How those journeys end in the promised land of Germany seems to depend a lot on luck – how quickly their asylum applications is processed, if they are separated from their families, and whether they manage to find a new network of friends in Germany.
The government has often seemed overwhelmed by the influx – but charities and volunteers have stepped up, proud to be part of a grassroots movement keeping the welcome machine running for the estimated 1 million asylum seekers that Germany will receive this year. Shelters are so full of clothes and toy donations that they have had to turn people away.
“What is remarkable is that it is ordinary people who act independently and organize themselves to help, teach and offer assistance to the newcomers,” says Eskildsen. There are cooking classes, sports matches and ‘buddy projects’ all set up to help newcomers feel part of German society more quickly. And across the county, ordinary Germans have opened their homes to strangers fleeing violence far beyond Europe’s borders.
“It has widened our horizons so much,” says Judith Roëll, who has been hosting Syrian refugee Abdel Rhman Alali in her family home in the suburbs of Berlin since March. “We’ve learned so much about Syria, about another culture. And it’s great for Germans to see Abdel taking our children swimming or on bike rides.” Like many others hosting refugees, Roëll believes the more people that interact with the newcomers, the more tolerant German society at large becomes.
Not all newcomers are so lucky and Eskildsen was keen to capture a variety of living situations – refugees in temporary shelters, permanent camps, their own apartments and in the homes of German families. But wherever we went, we were amazed by the hospitality of both travelers and hosts, who always offered us food, tea and coffee. One young man, Muhammad Haj Ali, had even baked us traditional Syrian pastries.

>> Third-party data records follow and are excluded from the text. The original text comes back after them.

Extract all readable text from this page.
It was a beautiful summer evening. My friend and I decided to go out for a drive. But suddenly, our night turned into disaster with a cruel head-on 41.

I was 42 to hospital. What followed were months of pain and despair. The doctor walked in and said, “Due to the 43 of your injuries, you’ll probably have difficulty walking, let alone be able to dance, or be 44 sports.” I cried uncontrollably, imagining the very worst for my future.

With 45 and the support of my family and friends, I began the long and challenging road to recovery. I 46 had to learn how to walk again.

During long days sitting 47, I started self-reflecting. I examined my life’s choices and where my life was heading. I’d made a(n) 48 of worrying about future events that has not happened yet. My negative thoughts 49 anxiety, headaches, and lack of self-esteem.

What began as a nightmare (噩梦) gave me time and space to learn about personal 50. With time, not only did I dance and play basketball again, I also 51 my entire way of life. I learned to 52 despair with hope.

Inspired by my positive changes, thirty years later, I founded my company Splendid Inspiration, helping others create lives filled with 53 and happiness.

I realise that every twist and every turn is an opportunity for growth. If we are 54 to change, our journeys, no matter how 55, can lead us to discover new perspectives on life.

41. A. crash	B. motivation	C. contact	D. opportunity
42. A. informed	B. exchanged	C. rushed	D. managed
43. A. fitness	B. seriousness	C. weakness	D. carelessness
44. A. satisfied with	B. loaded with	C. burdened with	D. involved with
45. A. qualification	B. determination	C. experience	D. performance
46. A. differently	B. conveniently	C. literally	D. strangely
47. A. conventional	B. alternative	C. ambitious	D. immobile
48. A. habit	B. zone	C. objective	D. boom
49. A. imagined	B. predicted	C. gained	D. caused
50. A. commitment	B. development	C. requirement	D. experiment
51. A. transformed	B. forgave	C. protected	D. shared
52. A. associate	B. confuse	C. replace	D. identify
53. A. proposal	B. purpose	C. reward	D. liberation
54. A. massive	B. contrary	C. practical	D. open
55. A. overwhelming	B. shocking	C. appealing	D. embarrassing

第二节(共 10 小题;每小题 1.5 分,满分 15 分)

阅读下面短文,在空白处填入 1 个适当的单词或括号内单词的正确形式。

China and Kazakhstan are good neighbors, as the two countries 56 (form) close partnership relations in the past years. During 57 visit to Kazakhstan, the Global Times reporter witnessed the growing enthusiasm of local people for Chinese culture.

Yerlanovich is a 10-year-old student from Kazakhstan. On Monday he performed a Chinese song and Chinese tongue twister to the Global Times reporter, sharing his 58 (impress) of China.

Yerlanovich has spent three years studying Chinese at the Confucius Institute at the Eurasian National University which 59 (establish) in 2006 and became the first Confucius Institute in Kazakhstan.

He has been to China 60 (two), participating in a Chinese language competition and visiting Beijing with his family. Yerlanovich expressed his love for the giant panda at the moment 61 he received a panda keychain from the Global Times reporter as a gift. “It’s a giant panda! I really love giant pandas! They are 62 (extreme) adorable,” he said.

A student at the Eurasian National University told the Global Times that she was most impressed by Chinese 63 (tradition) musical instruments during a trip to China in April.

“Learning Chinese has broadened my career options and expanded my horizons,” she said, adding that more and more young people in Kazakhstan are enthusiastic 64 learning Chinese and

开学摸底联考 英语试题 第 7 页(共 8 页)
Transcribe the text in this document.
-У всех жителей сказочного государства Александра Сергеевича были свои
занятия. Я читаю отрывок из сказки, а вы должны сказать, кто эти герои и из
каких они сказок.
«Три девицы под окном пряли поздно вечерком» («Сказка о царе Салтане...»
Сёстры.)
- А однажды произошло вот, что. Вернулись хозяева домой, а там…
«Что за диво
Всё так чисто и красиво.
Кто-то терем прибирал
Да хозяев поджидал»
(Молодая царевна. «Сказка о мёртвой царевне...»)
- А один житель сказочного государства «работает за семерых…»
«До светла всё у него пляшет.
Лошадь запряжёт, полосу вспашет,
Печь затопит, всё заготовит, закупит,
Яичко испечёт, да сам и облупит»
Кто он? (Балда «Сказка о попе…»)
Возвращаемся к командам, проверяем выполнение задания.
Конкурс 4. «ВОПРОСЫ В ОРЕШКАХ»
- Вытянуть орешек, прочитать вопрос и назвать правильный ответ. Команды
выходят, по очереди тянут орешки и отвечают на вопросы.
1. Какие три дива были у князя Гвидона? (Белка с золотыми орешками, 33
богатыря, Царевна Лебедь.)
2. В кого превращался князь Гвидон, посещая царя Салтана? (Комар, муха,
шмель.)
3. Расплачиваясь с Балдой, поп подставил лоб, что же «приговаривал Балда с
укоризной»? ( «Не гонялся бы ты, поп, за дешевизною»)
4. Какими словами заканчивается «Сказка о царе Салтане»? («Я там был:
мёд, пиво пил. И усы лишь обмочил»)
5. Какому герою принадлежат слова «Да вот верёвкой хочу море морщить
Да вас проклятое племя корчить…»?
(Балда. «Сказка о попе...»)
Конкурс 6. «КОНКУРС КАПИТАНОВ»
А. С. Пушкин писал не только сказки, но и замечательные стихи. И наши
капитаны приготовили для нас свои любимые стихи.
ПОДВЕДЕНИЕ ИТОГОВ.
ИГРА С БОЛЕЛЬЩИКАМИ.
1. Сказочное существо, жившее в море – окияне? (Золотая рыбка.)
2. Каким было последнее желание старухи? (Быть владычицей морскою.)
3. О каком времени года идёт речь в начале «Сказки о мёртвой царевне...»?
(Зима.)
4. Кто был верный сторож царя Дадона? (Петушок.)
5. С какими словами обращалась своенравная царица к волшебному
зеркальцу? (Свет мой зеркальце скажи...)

Above all, people were generous with their time – something particularly valuable because Eskildsen was shooting on film, as he has done for nearly thirty years. That medium makes it all the more important to spend time with subjects to capture them at their most relaxed, natural moments: learning German; around the dinner table; outside in the September sunshine.
“It may seem like this crisis is ripping the continent apart,” says Tim Florian Horn, a Berliner who took in an Afghan family this summer. “But giving shelter to people who need help—that’s the true meaning of a united Europe.” A refugee crisis that has brought out ugliness in other parts of Europe is so far revealing the best of Germany.